Pena de brasileira presa na Tailândia pode subir de 7 para 11 anos se não pagar multa de R$109 mil

Escrito por em 15/06/2022

A defesa de Mary Hellen, presa na Tailândia por tráfico de drogas, teve acesso aos principais aspectos da sentença da brasileira. A jovem foi condenada a 9 anos e 6 meses de prisão, divididos em 2 anos por crime civil e 7 anos e 6 meses por crime penal.

De acordo com o advogado Telêmaco Marrace, a multa que Mary Hellen deverá pagar é de 750 mil Baht, o equivalente a R$ 109.575,00, segundo o câmbio nesta quarta-feira (15). Caso o valor não seja pago, a jovem deve ser punida com prisão ao invés de multa.

Ele informou que a família de Mary Hellen não tem condições que pagar a quantia.

Marrace explica que, no âmbito civil, a sentença deve ser cumprida através do pagamento de multa. Porém, caso o valor não seja pago, a pena da jovem, no âmbito penal, pode subir para pouco mais de 11 anos de prisão.

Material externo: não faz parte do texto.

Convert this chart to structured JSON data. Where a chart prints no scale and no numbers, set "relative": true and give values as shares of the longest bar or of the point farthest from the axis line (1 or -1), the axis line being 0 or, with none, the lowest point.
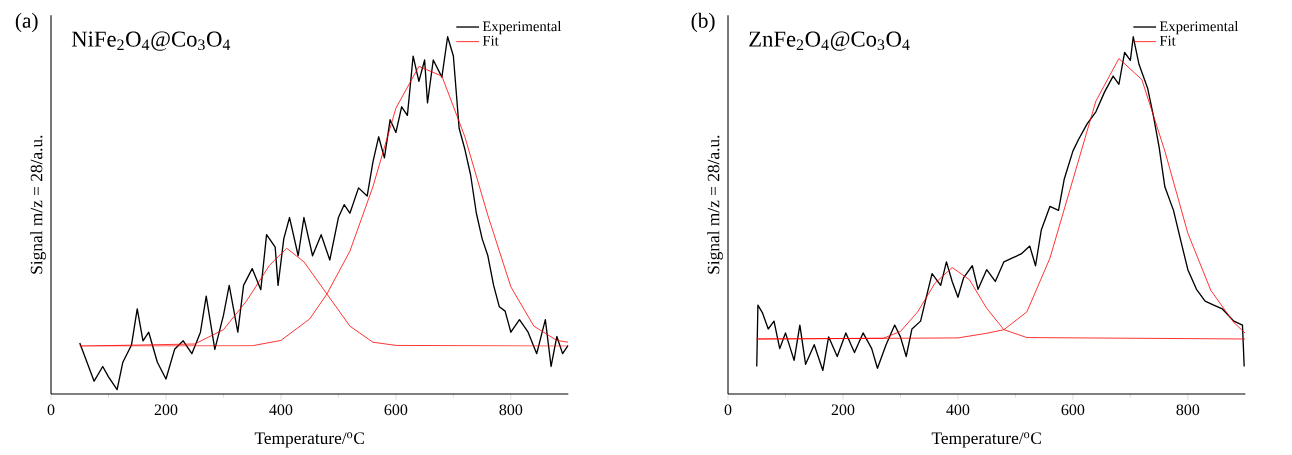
{
  "chart_data": [
    {
      "type": "line",
      "title": "(a)",
      "subtitle": "NiFe$_{2}$O$_{4}$@Co$_{3}$O$_{4}$",
      "xlabel": "Temperature/$^{o}$C",
      "ylabel": "Signal m/z = 28/a.u.",
      "xlim": [
        0,
        900
      ],
      "xticks": [
        0,
        200,
        400,
        600,
        800
      ],
      "relative": true,
      "legend": "top right",
      "series": [
        {
          "name": "Experimental",
          "color": "#000000",
          "x": [
            50,
            60,
            75,
            90,
            100,
            115,
            125,
            140,
            150,
            160,
            170,
            185,
            200,
            215,
            230,
            245,
            260,
            270,
            285,
            300,
            310,
            325,
            335,
            350,
            365,
            375,
            390,
            395,
            405,
            415,
            430,
            440,
            455,
            470,
            485,
            500,
            510,
            520,
            535,
            550,
            560,
            570,
            580,
            590,
            600,
            610,
            620,
            630,
            640,
            650,
            655,
            665,
            680,
            690,
            700,
            710,
            720,
            730,
            740,
            750,
            760,
            770,
            780,
            790,
            800,
            815,
            830,
            845,
            860,
            870,
            880,
            890,
            900
          ],
          "values": [
            0.143,
            0.1,
            0.036,
            0.077,
            0.048,
            0.012,
            0.089,
            0.137,
            0.238,
            0.149,
            0.173,
            0.089,
            0.042,
            0.125,
            0.149,
            0.113,
            0.173,
            0.274,
            0.125,
            0.22,
            0.304,
            0.173,
            0.304,
            0.351,
            0.292,
            0.446,
            0.411,
            0.304,
            0.435,
            0.494,
            0.387,
            0.494,
            0.387,
            0.446,
            0.375,
            0.494,
            0.53,
            0.506,
            0.577,
            0.554,
            0.649,
            0.72,
            0.661,
            0.768,
            0.732,
            0.804,
            0.78,
            0.946,
            0.875,
            0.935,
            0.815,
            0.935,
            0.887,
            1.0,
            0.946,
            0.744,
            0.685,
            0.613,
            0.506,
            0.435,
            0.387,
            0.304,
            0.244,
            0.232,
            0.173,
            0.208,
            0.173,
            0.113,
            0.208,
            0.077,
            0.161,
            0.113,
            0.137
          ]
        },
        {
          "name": "Fit",
          "color": "#ff0000",
          "x": [
            50,
            250,
            300,
            340,
            380,
            410,
            440,
            480,
            520,
            560,
            600,
            900
          ],
          "values": [
            0.134,
            0.14,
            0.18,
            0.26,
            0.36,
            0.408,
            0.37,
            0.28,
            0.19,
            0.145,
            0.136,
            0.134
          ]
        },
        {
          "color": "#ff0000",
          "x": [
            50,
            350,
            400,
            450,
            480,
            520,
            560,
            600,
            640,
            680,
            720,
            760,
            800,
            840,
            880,
            900
          ],
          "values": [
            0.134,
            0.135,
            0.15,
            0.21,
            0.28,
            0.4,
            0.58,
            0.8,
            0.917,
            0.89,
            0.72,
            0.5,
            0.3,
            0.19,
            0.15,
            0.145
          ]
        }
      ]
    },
    {
      "type": "line",
      "title": "(b)",
      "subtitle": "ZnFe$_{2}$O$_{4}$@Co$_{3}$O$_{4}$",
      "xlabel": "Temperature/$^{o}$C",
      "ylabel": "Signal m/z = 28/a.u.",
      "xlim": [
        0,
        900
      ],
      "xticks": [
        0,
        200,
        400,
        600,
        800
      ],
      "relative": true,
      "legend": "top right",
      "series": [
        {
          "name": "Experimental",
          "color": "#000000",
          "x": [
            50,
            52,
            60,
            70,
            80,
            90,
            100,
            115,
            125,
            135,
            150,
            165,
            175,
            190,
            205,
            220,
            235,
            250,
            260,
            275,
            290,
            300,
            310,
            320,
            335,
            345,
            355,
            370,
            380,
            390,
            400,
            410,
            425,
            435,
            450,
            465,
            480,
            495,
            510,
            525,
            535,
            545,
            560,
            575,
            585,
            600,
            610,
            625,
            640,
            655,
            670,
            680,
            690,
            700,
            705,
            715,
            730,
            740,
            750,
            760,
            775,
            790,
            800,
            815,
            830,
            845,
            860,
            880,
            895,
            898
          ],
          "values": [
            0.077,
            0.249,
            0.227,
            0.182,
            0.204,
            0.127,
            0.171,
            0.094,
            0.193,
            0.083,
            0.138,
            0.066,
            0.16,
            0.105,
            0.171,
            0.116,
            0.171,
            0.127,
            0.072,
            0.138,
            0.193,
            0.16,
            0.105,
            0.182,
            0.204,
            0.271,
            0.337,
            0.304,
            0.37,
            0.315,
            0.271,
            0.326,
            0.359,
            0.293,
            0.348,
            0.315,
            0.37,
            0.381,
            0.392,
            0.414,
            0.359,
            0.459,
            0.525,
            0.514,
            0.602,
            0.68,
            0.713,
            0.757,
            0.79,
            0.845,
            0.89,
            0.867,
            0.956,
            0.934,
            1.0,
            0.923,
            0.856,
            0.779,
            0.691,
            0.58,
            0.514,
            0.414,
            0.348,
            0.293,
            0.26,
            0.249,
            0.238,
            0.204,
            0.193,
            0.077
          ]
        },
        {
          "name": "Fit",
          "color": "#ff0000",
          "x": [
            50,
            270,
            300,
            330,
            360,
            390,
            420,
            450,
            480,
            520,
            900
          ],
          "values": [
            0.154,
            0.156,
            0.175,
            0.23,
            0.31,
            0.354,
            0.32,
            0.24,
            0.18,
            0.158,
            0.154
          ]
        },
        {
          "color": "#ff0000",
          "x": [
            50,
            400,
            450,
            480,
            520,
            560,
            600,
            640,
            680,
            720,
            760,
            800,
            840,
            880,
            900
          ],
          "values": [
            0.154,
            0.157,
            0.17,
            0.18,
            0.23,
            0.38,
            0.6,
            0.82,
            0.939,
            0.88,
            0.68,
            0.45,
            0.29,
            0.2,
            0.17
          ]
        }
      ]
    }
  ]
}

“Se for pagar em dias, ou seja, 500 Bath por dia, Mary Hellen teria que cumprir 1.500 dias além da pena principal. Ou seja, teria que cumprir cerca de 4 anos, 1 mês e 10 dias a mais. Somando daria 11 anos , 7 meses e 10 dias de pena total”, explicou o advogado.
Ainda de acordo com Telêmaco, a brasileira terá a oportunidade de trabalhar na prisão e, caso seja considerada uma boa prisioneira, pode ter a pena reduzida. Além disso, após o cumprimento de um terço da pena, ela pode pedir o “perdão real”.

A defesa informou que uma alternativa para a família conseguir arrecadar o valor da multa e não aumentar a pena de Mary Hellen seria por meio de alguma “vaquinha virtual”.

“São pessoas trabalhadoras, mas não dispõem desse montante de dinheiro para sanar uma dívida dessa natureza. Ainda é uma proposta e uma saída pra eles. Isso leva tempo para pensarem, mas talvez pode dar certo”, afirmou Telêmaco.

Brasileira se declarou culpada

O delegado Telêmaco Marrace informou que Mary Hellen se declarou culpada perante o juiz na Tailândia. Por isso, no dia 7 de maio, a jovem não foi julgada por um tribunal e foi apenas sentenciada.

Ainda de acordo com Telêmaco, a brasileira confessou que encontrou com drogas no país e afirmou ter sido ‘mula’ do tráfico. Até então, os advogados afirmavam que a jovem não sabia da existência da droga dentro da mala.